C’était un film révolutionnaire à l’époque. Premier long-métrage d’animation entièrement réalisé en capture de mouvement et à l’esthétique numérique assumée, The Polar Express de Robert Zemeckis a beaucoup divisé à sa sortie, en témoignent les critiques mitigées qui l’ont accompagné. Si les talents de metteur en scène du réalisateur américain ne sont plus à démontrer, son manque d’émotion en fait un film bancal.

Virtuose et généreux

The Polar Express (2004) est un film paradoxal dans la filmographie de l’illustre Robert Zemeckis : à la fois prouesse technique impressionnante et œuvre profondément clivante sur le plan esthétique. Adapté de l’album illustré éponyme de Chris Van Allsburg (Boréal-Express en français), le film a pour ambition de recréer l’émerveillement de l’enfance à travers un conte de Noël spectaculaire, porté par une mise en scène d’une virtuosité indéniable.

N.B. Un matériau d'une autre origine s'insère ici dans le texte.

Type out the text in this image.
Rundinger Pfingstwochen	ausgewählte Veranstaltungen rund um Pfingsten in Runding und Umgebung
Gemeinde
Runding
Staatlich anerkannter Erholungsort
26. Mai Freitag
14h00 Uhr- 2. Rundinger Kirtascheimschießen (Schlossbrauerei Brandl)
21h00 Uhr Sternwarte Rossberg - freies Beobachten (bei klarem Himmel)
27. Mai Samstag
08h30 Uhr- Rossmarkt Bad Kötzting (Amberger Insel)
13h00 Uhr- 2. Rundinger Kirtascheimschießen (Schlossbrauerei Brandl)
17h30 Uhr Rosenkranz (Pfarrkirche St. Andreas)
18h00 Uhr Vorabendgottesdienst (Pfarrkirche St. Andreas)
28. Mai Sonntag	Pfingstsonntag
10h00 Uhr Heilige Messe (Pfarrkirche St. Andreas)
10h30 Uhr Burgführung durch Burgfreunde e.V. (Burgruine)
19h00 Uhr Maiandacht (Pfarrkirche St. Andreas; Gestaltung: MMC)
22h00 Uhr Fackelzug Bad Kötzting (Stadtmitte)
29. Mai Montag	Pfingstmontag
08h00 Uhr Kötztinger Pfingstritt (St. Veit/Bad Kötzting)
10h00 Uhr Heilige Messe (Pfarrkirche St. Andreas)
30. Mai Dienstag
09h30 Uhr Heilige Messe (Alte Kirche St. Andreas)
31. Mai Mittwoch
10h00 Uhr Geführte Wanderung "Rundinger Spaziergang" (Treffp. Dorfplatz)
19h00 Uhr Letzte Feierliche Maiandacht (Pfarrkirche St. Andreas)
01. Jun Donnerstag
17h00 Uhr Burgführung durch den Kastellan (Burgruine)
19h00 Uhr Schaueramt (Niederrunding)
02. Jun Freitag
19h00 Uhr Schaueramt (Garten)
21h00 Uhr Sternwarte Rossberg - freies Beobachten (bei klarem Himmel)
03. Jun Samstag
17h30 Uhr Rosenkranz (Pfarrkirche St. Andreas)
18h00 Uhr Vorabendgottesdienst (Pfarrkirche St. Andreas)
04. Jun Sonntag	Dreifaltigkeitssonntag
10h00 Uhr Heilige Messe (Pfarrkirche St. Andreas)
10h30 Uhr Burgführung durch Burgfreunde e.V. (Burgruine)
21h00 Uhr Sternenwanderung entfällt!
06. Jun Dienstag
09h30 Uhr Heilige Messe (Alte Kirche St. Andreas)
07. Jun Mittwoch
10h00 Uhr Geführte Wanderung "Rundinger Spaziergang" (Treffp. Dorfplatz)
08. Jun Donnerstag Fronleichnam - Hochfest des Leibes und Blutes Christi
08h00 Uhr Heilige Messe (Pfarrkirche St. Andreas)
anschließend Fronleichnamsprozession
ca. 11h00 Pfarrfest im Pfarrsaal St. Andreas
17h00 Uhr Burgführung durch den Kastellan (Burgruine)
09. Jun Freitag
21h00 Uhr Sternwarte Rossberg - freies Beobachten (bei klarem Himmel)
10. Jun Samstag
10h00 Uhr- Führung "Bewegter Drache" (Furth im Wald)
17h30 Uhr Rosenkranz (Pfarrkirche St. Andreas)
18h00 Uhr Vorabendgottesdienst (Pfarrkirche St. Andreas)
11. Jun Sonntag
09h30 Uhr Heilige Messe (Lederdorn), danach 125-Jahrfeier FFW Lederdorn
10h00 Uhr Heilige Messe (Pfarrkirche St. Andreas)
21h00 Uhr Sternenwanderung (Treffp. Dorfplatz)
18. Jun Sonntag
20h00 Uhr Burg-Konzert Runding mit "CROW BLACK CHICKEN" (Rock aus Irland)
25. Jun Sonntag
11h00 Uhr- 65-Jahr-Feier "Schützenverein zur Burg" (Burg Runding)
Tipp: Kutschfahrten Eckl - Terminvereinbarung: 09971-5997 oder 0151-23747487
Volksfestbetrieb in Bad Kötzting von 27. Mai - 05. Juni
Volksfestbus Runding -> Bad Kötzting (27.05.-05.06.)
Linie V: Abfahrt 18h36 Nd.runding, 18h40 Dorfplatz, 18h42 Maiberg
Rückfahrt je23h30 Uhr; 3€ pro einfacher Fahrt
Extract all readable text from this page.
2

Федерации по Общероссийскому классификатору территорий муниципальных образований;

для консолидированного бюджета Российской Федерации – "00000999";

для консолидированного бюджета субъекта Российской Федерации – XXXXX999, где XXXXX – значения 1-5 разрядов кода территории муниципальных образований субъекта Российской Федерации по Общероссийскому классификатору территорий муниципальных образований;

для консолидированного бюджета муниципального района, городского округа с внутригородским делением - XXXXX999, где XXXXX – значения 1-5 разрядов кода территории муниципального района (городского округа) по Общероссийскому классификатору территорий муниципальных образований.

The Polar Express met en scène un jeune garçon (joué par Tom Hanks, qui tient sept (!) rôles différents dans le film) qui commence à douter de l’existence du Père Noël. La veille de Noël, il décide de monter dans un train avec d’autres enfants, direction le Pôle Nord, et va passer une nuit remplie d’aventures et de péripéties.

Robert Zemeckis témoigne d’un sens du spectacle impressionnant. La caméra virtuelle, libérée des contraintes physiques des prises de vue réelles, virevolte, traverse les wagons, survole les paysages enneigés et accompagne le train dans des séquences de pure bravoure technique. Certaines scènes – la course dantesque sur la glace (au montage et à la dynamique spatiale frôlant la perfection), la traversée du train en déséquilibre, ou encore l’arrivée au Pôle Nord – témoignent d’une maîtrise impressionnante du rythme et de l’espace, rappelant le goût du cinéaste pour l’expérimentation formelle, déjà visible dans Retour vers le futur (1985) ou Forrest Gump (1994).

Uncanny valley

Cependant, cette débauche de virtuosité se heurte à un obstacle majeur : l’animation en motion capture. Désireux de se rapprocher le plus possible de l’esthétique de l’album original, le réalisateur américain choisit cette technique pour réaliser ce projet qui lui tenait à cœur. Révolutionnaire à la sortie du film, elle a depuis mal vieilli et demeure l’élément le plus controversé du film. Les personnages, bien que par définition techniquement fidèles aux performances humaines (notamment celles de Tom Hanks), souffrent paradoxalement d’un manque d’expressivité criant.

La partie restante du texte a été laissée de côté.